Danny is standing ramrod still at his son's funeral.
There is no denying that everyone there is grieving, but no one's pain is greater than his, not even Sam's, who has cried so much this past week that she hasn't even bothered applying mascara. It would just run. Danny has been in such a whirlwind he can't cry like his wife. His pain goes too deep to cry, because tears couldn't touch the depths of this. He watches them lower the coffin in with focused blue eyes, taking in the moment, the aftermath of all his mistakes.
He was only twelve years old.
Was. Is no more. Will never be older, never go to high school, have to endure a prom, go to college, get married. Never drive a car or try out for sports or go through phases.
Danny watches the coffin and not the priest going over the standard eulogy that doesn't begin to cover who his son was. His son was laughter in the face of disaster, a smile on a terrible day, gentle grins as he played video games, cheering when he won, a collage of joyous expressions. His snark and sarcasm were good natured, and his words were uplifting when life seemed too much to take. He was every bit the average boy he should have been.
His DNA was the problem. Ghost and human DNA could not endure together. The degeneration had been so fast. Coughs, a lack of appetite, chills. Nothing that raised any alarms in the winter when everyone was getting sick. He seemed happy enough still, with his friends to hang out with and his crush eternally stumping him. His purple eyes were always gleaming with an inner light as he played basketball and ran around the house. When the lethargy set in, he still insisted he was fine, just tired.

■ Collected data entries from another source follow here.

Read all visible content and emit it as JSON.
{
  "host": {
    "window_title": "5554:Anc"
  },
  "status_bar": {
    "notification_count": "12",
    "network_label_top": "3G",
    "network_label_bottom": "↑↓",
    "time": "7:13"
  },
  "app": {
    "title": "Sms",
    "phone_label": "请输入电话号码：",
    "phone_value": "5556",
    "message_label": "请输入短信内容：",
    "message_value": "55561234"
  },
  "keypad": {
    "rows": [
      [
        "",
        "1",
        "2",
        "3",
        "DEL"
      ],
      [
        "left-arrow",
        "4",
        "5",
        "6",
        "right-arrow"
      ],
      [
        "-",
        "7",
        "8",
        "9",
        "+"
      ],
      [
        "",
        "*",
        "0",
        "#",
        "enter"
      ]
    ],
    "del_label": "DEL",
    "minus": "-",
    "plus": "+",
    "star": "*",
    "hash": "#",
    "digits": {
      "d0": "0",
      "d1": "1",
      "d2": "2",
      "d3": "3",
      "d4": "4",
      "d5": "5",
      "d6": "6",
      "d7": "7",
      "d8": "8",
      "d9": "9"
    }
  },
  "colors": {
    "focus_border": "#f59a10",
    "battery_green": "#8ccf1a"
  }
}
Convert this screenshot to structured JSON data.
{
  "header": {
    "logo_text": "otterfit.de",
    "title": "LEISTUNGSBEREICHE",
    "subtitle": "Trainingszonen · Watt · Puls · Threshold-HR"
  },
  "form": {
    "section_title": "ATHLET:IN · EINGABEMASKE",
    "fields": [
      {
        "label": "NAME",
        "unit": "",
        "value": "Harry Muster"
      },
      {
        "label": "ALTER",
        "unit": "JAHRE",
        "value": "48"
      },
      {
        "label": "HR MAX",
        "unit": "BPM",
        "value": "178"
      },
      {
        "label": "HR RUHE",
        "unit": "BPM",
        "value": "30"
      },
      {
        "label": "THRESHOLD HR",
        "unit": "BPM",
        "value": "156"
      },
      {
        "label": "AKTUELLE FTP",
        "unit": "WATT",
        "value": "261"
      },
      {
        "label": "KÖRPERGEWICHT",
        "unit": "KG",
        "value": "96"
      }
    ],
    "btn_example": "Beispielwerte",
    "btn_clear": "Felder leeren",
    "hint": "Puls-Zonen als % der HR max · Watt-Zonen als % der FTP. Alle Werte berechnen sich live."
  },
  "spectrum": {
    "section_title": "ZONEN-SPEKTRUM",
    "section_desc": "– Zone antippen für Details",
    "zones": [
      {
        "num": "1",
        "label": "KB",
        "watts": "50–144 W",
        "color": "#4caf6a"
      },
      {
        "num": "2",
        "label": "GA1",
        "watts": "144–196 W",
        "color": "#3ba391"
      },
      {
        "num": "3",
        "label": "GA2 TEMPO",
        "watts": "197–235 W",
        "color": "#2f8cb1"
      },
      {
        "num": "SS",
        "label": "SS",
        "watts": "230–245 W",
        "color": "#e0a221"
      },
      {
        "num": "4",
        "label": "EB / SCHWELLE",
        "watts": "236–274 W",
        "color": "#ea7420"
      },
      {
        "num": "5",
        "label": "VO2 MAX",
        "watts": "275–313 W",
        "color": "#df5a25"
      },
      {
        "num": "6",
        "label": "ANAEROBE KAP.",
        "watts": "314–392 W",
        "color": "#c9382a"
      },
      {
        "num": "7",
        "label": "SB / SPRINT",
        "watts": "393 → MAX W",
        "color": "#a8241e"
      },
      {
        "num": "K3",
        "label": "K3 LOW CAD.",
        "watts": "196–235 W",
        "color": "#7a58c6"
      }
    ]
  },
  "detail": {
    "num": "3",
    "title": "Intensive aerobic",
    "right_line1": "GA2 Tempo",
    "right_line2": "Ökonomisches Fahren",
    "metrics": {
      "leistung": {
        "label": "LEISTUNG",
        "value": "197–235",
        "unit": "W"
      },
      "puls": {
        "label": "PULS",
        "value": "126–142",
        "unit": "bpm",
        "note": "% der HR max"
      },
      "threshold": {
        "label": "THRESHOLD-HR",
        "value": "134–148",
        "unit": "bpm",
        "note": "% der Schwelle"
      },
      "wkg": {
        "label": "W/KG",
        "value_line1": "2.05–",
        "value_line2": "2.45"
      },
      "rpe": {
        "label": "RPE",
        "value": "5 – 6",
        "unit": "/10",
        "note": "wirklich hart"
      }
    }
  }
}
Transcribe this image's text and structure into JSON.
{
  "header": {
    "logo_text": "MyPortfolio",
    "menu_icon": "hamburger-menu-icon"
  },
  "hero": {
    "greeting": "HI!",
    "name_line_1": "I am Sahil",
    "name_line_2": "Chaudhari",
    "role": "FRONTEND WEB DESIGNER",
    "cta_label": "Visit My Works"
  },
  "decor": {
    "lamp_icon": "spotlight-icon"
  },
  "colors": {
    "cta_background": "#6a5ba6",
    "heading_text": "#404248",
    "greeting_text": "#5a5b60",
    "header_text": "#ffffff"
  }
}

He slept more. Danny had attributed it to him being a growing boy. He hadn't thought anything of it when his son began playing video games more and playing basketball less, because it was winter. His eyes flashed green, but that could have been ghost powers manifesting. How foolish they'd been, letting things progress.
The coughing spells turned so drastic he couldn't breathe. He was taken to the doctor, given medication, and they put it out of their minds for the next two weeks as work and ghost activity picked up. He began coughing up blood and hiding it, began to sleep long nights, crawling into bed after school. His grades were slipping. His smile remained, though, even when they found him passed out on the bathroom floor and took until the paramedics arrived to wake him up. He smiled and said he was sorry to worry everyone, it was just a stomach flu. He laughed and blamed the school food. Told them to give Uncle Tucker hell for not being the right kind of doctor, because a Ph. d in Engineering wasn't gonna help.
Even when he spent three days in the hospital, unable to keep anything down, organs slowly shutting down, ectoplasm leaking out his mouth periodically, he chuckled and said that it was as good a reason as any to get out of school. Until the fourth day, when he didn't speak at all, staring ahead with empty eyes.
The next day he was dead, his body having rejected the ghostly powers within him upon puberty.
Danny knows it's his fault.
There's so much he didn't say. He didn't get to tell him how proud he was of his son's grades. He didn't get to help him practice basketball in preparation for trying out for the team. He didn't get to give him advice on his crush and how not to mess things up. He hadn't spent enough time with him, had no idea when he went into his son's room that the kid was into Baroque music and had a piano on his Christmas list, hadn't known he had such a talent for drawing. He had made a present for his crush and had written a lengthy card to go along with it. The girl is here at his funeral in such tears Danny cannot give it to her. She knew him better than he did.
And yet it was his DNA that destroyed him, that left him broken in the hospital, smile smeared with red and green, shaking with chills. Danny knows he has to explain things to his parents. He knows he won't be able to hide anymore. He doesn't care. All he cares about it being buried six feet underneath the earth. His greatest failure stares him down, in the tombstone, the coffin, the heavy air. He has never felt guilt like this before, so sharp it rips through him like a serrated knife. There is no righting this. There is no hope for the future, only a desolate past that he engineered himself through carelessness.
He has killed his own son.
When it rains, the world weeps for the father so broken he cannot.